• News
  • Law

Courts get slight boost in Brown's revised budget

California's trial courts received a bit of good news Tuesday as Gov. Jerry Brown proposed increasing their funding augmentation from $100 million to $160 million in his revised state budget.

The proposed increase is part of a two-year strategy to stabilize trial court funding.

"I think what this May revise indicates is that the governor recognizes that it's important to provide additional funding to the courts," said Richard Huver, president-elect of the San Diego County Bar Association and co-chair of its court funding action committee.

"It's the beginning of a process of reinvestment in our courts, and it's an encouraging first step in that process, which will be ongoing."

The latest budget proposes $42.8 million to help cover increased employee benefit costs, including retirement, health care and retiree health care.

The May revision also proposes $86.3 million to meet court workload obligations -- an amount equal to 5 percent of the trial court support appropriation. The administration intends to propose an additional 5 percent increase for the 2015-16 fiscal year.

Additionally, Gov. Brown's proposal allows the state to provide money from the general fund to cover a projected shortfall in the collection of fee revenues. The Department of Finance estimates this revenue shortfall could be as much as $30.9 million.

State Bar of California President Luis J. Rodriguez praised Gov. Brown for boosting state court funding even more than previously promised, and for two years.

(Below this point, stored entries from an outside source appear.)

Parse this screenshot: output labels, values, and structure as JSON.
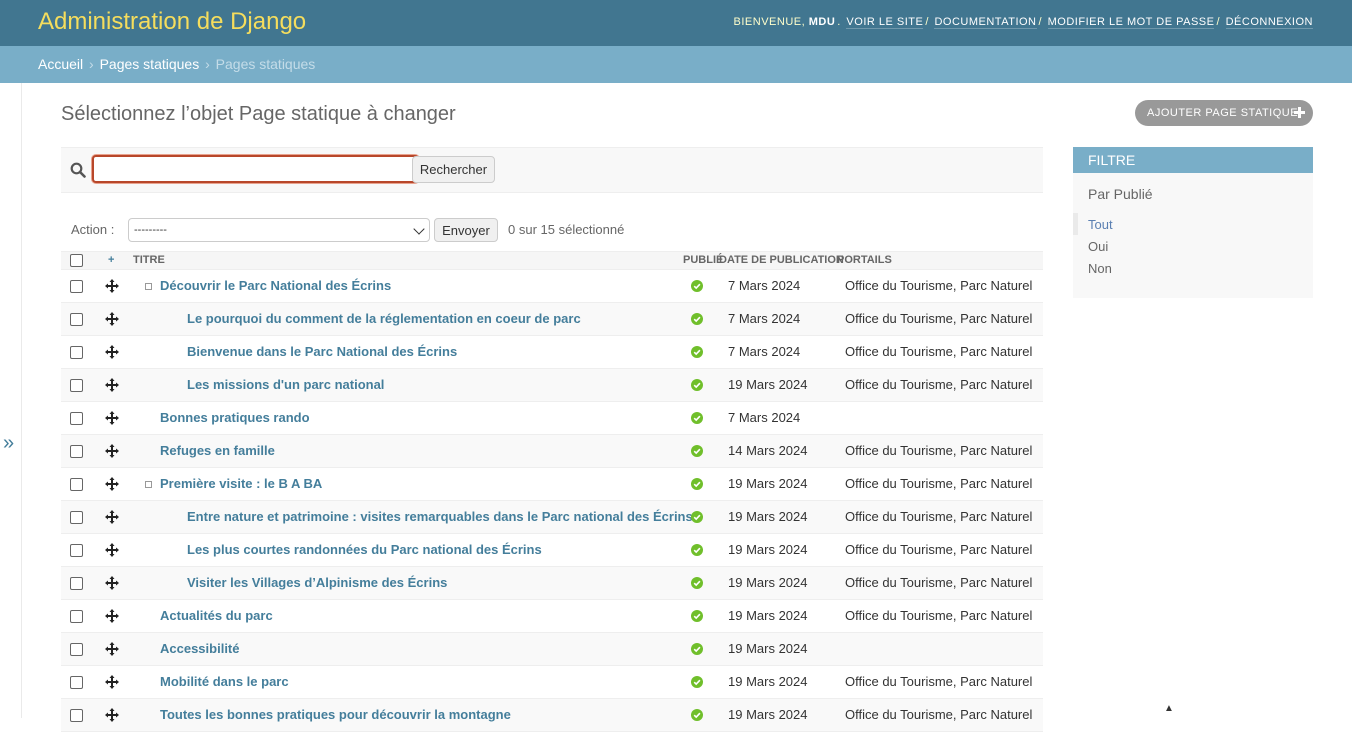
{
  "header": {
    "branding": "Administration de Django",
    "welcome": "Bienvenue,",
    "username": "mdu",
    "links": {
      "view_site": "Voir le site",
      "documentation": "Documentation",
      "change_password": "Modifier le mot de passe",
      "logout": "Déconnexion"
    }
  },
  "breadcrumbs": {
    "home": "Accueil",
    "app": "Pages statiques",
    "current": "Pages statiques"
  },
  "sidebar_toggle": "»",
  "page": {
    "title": "Sélectionnez l’objet Page statique à changer",
    "add_button": "Ajouter page statique"
  },
  "search": {
    "value": "",
    "button": "Rechercher"
  },
  "actions": {
    "label": "Action :",
    "selected": "---------",
    "go": "Envoyer",
    "counter": "0 sur 15 sélectionné"
  },
  "table": {
    "columns": {
      "move": "+",
      "title": "Titre",
      "published": "Publié",
      "pub_date": "Date de publication",
      "portals": "Portails"
    },
    "rows": [
      {
        "title": "Découvrir le Parc National des Écrins",
        "level": 0,
        "has_children": true,
        "published": true,
        "date": "7 Mars 2024",
        "portals": "Office du Tourisme, Parc Naturel"
      },
      {
        "title": "Le pourquoi du comment de la réglementation en coeur de parc",
        "level": 1,
        "has_children": false,
        "published": true,
        "date": "7 Mars 2024",
        "portals": "Office du Tourisme, Parc Naturel"
      },
      {
        "title": "Bienvenue dans le Parc National des Écrins",
        "level": 1,
        "has_children": false,
        "published": true,
        "date": "7 Mars 2024",
        "portals": "Office du Tourisme, Parc Naturel"
      },
      {
        "title": "Les missions d'un parc national",
        "level": 1,
        "has_children": false,
        "published": true,
        "date": "19 Mars 2024",
        "portals": "Office du Tourisme, Parc Naturel"
      },
      {
        "title": "Bonnes pratiques rando",
        "level": 0,
        "has_children": false,
        "published": true,
        "date": "7 Mars 2024",
        "portals": ""
      },
      {
        "title": "Refuges en famille",
        "level": 0,
        "has_children": false,
        "published": true,
        "date": "14 Mars 2024",
        "portals": "Office du Tourisme, Parc Naturel"
      },
      {
        "title": "Première visite : le B A BA",
        "level": 0,
        "has_children": true,
        "published": true,
        "date": "19 Mars 2024",
        "portals": "Office du Tourisme, Parc Naturel"
      },
      {
        "title": "Entre nature et patrimoine : visites remarquables dans le Parc national des Écrins",
        "level": 1,
        "has_children": false,
        "published": true,
        "date": "19 Mars 2024",
        "portals": "Office du Tourisme, Parc Naturel"
      },
      {
        "title": "Les plus courtes randonnées du Parc national des Écrins",
        "level": 1,
        "has_children": false,
        "published": true,
        "date": "19 Mars 2024",
        "portals": "Office du Tourisme, Parc Naturel"
      },
      {
        "title": "Visiter les Villages d’Alpinisme des Écrins",
        "level": 1,
        "has_children": false,
        "published": true,
        "date": "19 Mars 2024",
        "portals": "Office du Tourisme, Parc Naturel"
      },
      {
        "title": "Actualités du parc",
        "level": 0,
        "has_children": false,
        "published": true,
        "date": "19 Mars 2024",
        "portals": "Office du Tourisme, Parc Naturel"
      },
      {
        "title": "Accessibilité",
        "level": 0,
        "has_children": false,
        "published": true,
        "date": "19 Mars 2024",
        "portals": ""
      },
      {
        "title": "Mobilité dans le parc",
        "level": 0,
        "has_children": false,
        "published": true,
        "date": "19 Mars 2024",
        "portals": "Office du Tourisme, Parc Naturel"
      },
      {
        "title": "Toutes les bonnes pratiques pour découvrir la montagne",
        "level": 0,
        "has_children": false,
        "published": true,
        "date": "19 Mars 2024",
        "portals": "Office du Tourisme, Parc Naturel"
      }
    ]
  },
  "filter": {
    "title": "Filtre",
    "heading": "Par Publié",
    "choices": [
      {
        "label": "Tout",
        "selected": true
      },
      {
        "label": "Oui",
        "selected": false
      },
      {
        "label": "Non",
        "selected": false
      }
    ]
  },
  "colors": {
    "header_bg": "#417690",
    "breadcrumb_bg": "#79aec8",
    "link": "#447e9b",
    "published_icon": "#70bf2b",
    "search_focus_border": "#b8472a"
  },
  "icons": {
    "search": "search-icon",
    "move": "move-arrows-icon",
    "published": "check-circle-icon",
    "add": "plus-icon"
  }
}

"With this latest funding proposal for the courts, Gov. Brown has shown that he is committed to access to justice,” Rodriguez said in a statement. “We are also deeply committed to the chief justice’s ongoing efforts to increase access to justice, as she continues her efforts to find more efficient ways to deliver justice to California’s population.”

While the latest budget is an improvement, Huver said the local San Diego County contingent will keep pressing for increased funding to help the courts recover from the $1.2 billion it had cut since 2007.

"We will continue to remind [legislators] of the importance of a fully funded judicial branch, the important role the courts play in society, and how underfunding the courts negatively impacts businesses and the citizens they serve," he said.